Wethouder Roeland van der Schaaf (PvdA) noemt een lawaaiprotest op de Nationale Dodenherdenking een vorm van geweld die daarnaast ook nog eens respectloos en kwetsend is. De wethouder doet de uitspraak in een persoonlijk bericht op zijn Facebook-pagina.
In het bericht schrijft de politicus dat hij zelf vrijdagavond mee loopt in de Stille tocht in de stad. Ook de rest van zijn familie is actief bij verschillende herdenkingen die in de gemeente georganiseerd worden. “Vrijheid is niet vanzelfsprekend. Vrede ook niet. En voor democratie moet je altijd blijven strijden om het in stand te houden”, schrijft de wethouder. Dat Van der Schaaf zo betrokken is bij deze dag komt omdat zijn pake (opa, red.) tussen 1946 en 1949 deel heeft genomen aan de politionele acties in Nederlands-Indië om de kolonie weer onder Nederlands bewind te krijgen. “Mijn pake overleefde het, maar een aantal van zijn kameraden niet.”
Verkeerde oorlog
Van der Schaaf erkent dat de strijd in de oost een verkeerde oorlog was. “Maar de Nederlandse jongeren die daar als soldaten heen werden gestuurd zijn daarom niet fout.” De politicus vindt het om die reden stuitend dat er mensen zijn die de ‘schone stilte’ op 4 mei wilden verbreken met een lawaaiig protest. “En ze noemen de gevallenen in de koloniale oorlogen ook nog eens oorlogsmisdadigers. Respectloos en kwetsend. Schreeuwen is in mijn optiek op zo’n moment een vorm van geweld. En geweld past niet in een vrije samenleving.”
Actiegroep
Van der Schaaf doelt daarmee op de berichten van een actiegroep die in Amsterdam tijdens de Nationale Dodenherdenking vrijdagavond lawaai wilden maken. De groep liet vrijdagochtend weten van de actie af te zien, omdat ze hun doel de afgelopen dagen behaald hebben vanwege alle aandacht die er hiervoor geweest is.
Hieronder het volledige bericht dat Van der Schaaf op zijn Facebook-pagina plaatste:
Vanavond loop ik weer mee met de Stille tocht in de stad. Mijn zoon Sjoerd doet dat in Hoogkerk samen met zijn scoutinggroep. En de rest van ons gezin loopt ook mee, in Stad of Hoogkerk.
Vrijheid is niet vanzelfsprekend. Vrede ook niet. En voor democratie moet je altijd blijven strijden om het in stand te houden.

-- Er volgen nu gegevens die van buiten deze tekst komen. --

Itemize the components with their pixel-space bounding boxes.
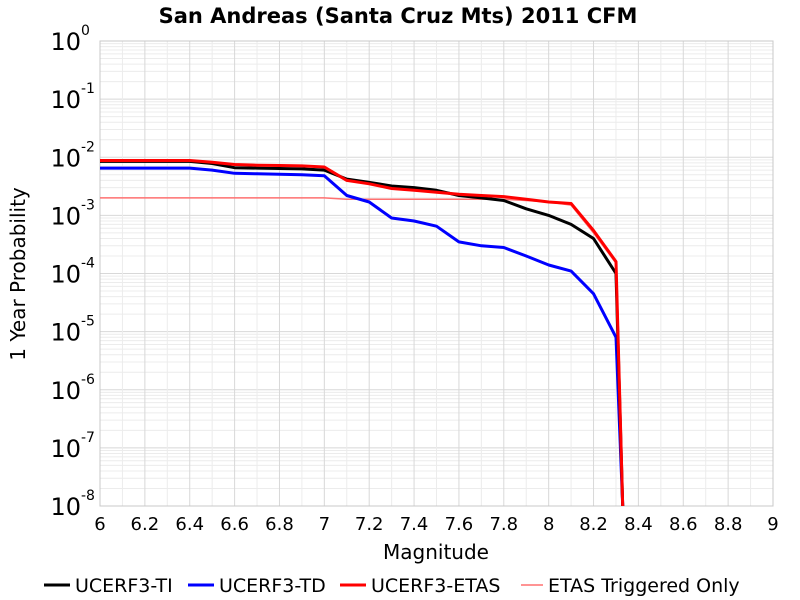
x-tick-label: 8.4: [624, 514, 653, 535]
y-tick-label: 10 -7: [50, 430, 95, 463]
x-tick-label: 7.8: [489, 514, 518, 535]
legend-item: UCERF3-TD: [188, 575, 326, 597]
y-tick-exponent: -4: [81, 256, 95, 272]
x-tick-label: 6.2: [131, 514, 160, 535]
y-tick-base: 10: [50, 319, 81, 347]
y-tick-base: 10: [50, 28, 81, 56]
x-tick-label: 6: [94, 514, 105, 535]
y-tick-base: 10: [50, 493, 81, 521]
plot-area-frame: [99, 40, 774, 507]
y-axis-label: 1 Year Probability: [6, 187, 30, 361]
x-tick-label: 7: [319, 514, 330, 535]
y-tick-label: 10 -1: [50, 81, 95, 114]
x-tick-label: 8: [543, 514, 554, 535]
x-tick-label: 6.6: [220, 514, 249, 535]
y-tick-base: 10: [50, 144, 81, 172]
legend-item: UCERF3-TI: [44, 575, 173, 597]
x-tick-label: 6.4: [175, 514, 204, 535]
chart-title: San Andreas (Santa Cruz Mts) 2011 CFM: [159, 4, 638, 28]
y-tick-label: 10 -8: [50, 488, 95, 521]
y-tick-base: 10: [50, 86, 81, 114]
y-tick-exponent: -8: [81, 488, 95, 504]
series-line-ucerf3-etas: [100, 159, 625, 507]
y-tick-base: 10: [50, 435, 81, 463]
x-tick-label: 8.2: [579, 514, 608, 535]
x-tick-label: 7.6: [445, 514, 474, 535]
x-axis-ticks: 6 6.2 6.4 6.6 6.8 7 7.2 7.4 7.6 7.8 8 8.2 8.4 8.6 8.8 9: [94, 514, 778, 535]
legend-label: UCERF3-TD: [219, 575, 326, 597]
x-axis-label: Magnitude: [383, 540, 489, 564]
y-tick-base: 10: [50, 202, 81, 230]
y-tick-label: 10 -2: [50, 139, 95, 172]
y-tick-label: 10 -6: [50, 372, 95, 405]
legend-item: ETAS Triggered Only: [521, 575, 740, 597]
grid: [99, 41, 774, 507]
x-tick-label: 7.2: [355, 514, 384, 535]
y-tick-base: 10: [50, 261, 81, 289]
series-line-ucerf3-td: [100, 166, 625, 507]
y-tick-label: 10 -3: [50, 197, 95, 230]
x-tick-label: 8.6: [669, 514, 698, 535]
y-tick-exponent: -2: [81, 139, 95, 155]
y-tick-label: 10 0: [50, 23, 89, 56]
x-tick-label: 6.8: [265, 514, 294, 535]
x-tick-label: 7.4: [400, 514, 429, 535]
y-tick-exponent: 0: [81, 23, 90, 39]
x-tick-label: 9: [767, 514, 778, 535]
y-tick-exponent: -6: [81, 372, 95, 388]
y-tick-exponent: -5: [81, 314, 95, 330]
y-tick-label: 10 -4: [50, 256, 95, 289]
y-tick-exponent: -1: [81, 81, 95, 97]
y-tick-exponent: -3: [81, 197, 95, 213]
x-tick-label: 8.8: [714, 514, 743, 535]
legend-label: UCERF3-TI: [75, 575, 173, 597]
series-group: [100, 159, 625, 507]
y-tick-exponent: -7: [81, 430, 95, 446]
legend-item: UCERF3-ETAS: [340, 575, 500, 597]
y-tick-label: 10 -5: [50, 314, 95, 347]
legend: UCERF3-TI UCERF3-TD UCERF3-ETAS ETAS Trigge…: [44, 575, 740, 597]
legend-label: ETAS Triggered Only: [548, 575, 740, 597]
y-tick-base: 10: [50, 377, 81, 405]
legend-label: UCERF3-ETAS: [371, 575, 500, 597]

Het is daarom ontzettend belangrijk om hen te blijven herdenken die daarvoor het leven lieten.
Het mooie van de 2 minuten stilte is dat iedereen tijdens die minuten zijn eigen ‘herdenking’ kan vormgeven. Iedereen is gelijk. De stilte geeft de ruimte en de vrijheid om de persoonlijke aandacht te geven aan dat wat je zelf het meest raakt. Tegelijkertijd is de stilte een krachtig collectief gebaar. Het geeft individuele ruimte en is verbindend tegelijk.
Zo sta ik zelf ook altijd stil bij mijn Pake die, op gezag van de Nederlandse regering, tussen 1946-1949 op Java deelnam aan de “politionele acties”. Hij werd als 20 jarige jongen naar de Tropen gestuurd. Naar een volkomen onbekend gebied. Zeker voor een jongeman die buiten delen van Friesland en Groningen nog weinig van de wereld had gezien. Net na de oorlog in eigen land.
Mijn Pake overleefde het, maar een aantal van zijn kameraden niet. Omdat hij het overleefde kon hij terug in Friesland voor het eerst zijn dochter zien, mijn moeder. Ze was toen al drie jaar oud. Ook kreeg hij thuis van sommige Nederlanders te horen dat hij beter in “Indië” had kunnen blijven. Want er was geen werk voor mensen zoals hij die “de oorlog hebben verloren”….
Het was een verkeerde oorlog. Maar de Nederlandse jongeren die daar als soldaten heen werden gestuurd zijn daarom niet fout.
Daarom vind ik het stuitend dat er mensen zijn die deze schone stilte op 4 mei wilden verbreken met een lawaaiig protest. En ze noemen de gevallenen in de koloniale oorlogen ook nog eens oorlogsmisdadigers. Respectloos en kwetsend.
Schreeuwen is in mijn optiek op zo’n moment een vorm van geweld. En geweld past niet in een vrije samenleving.
Maar in Groningen, Haren, Ten Boer en Hoogkerk zijn we vanavond stil. Ik ook met mijn eigen gedachten.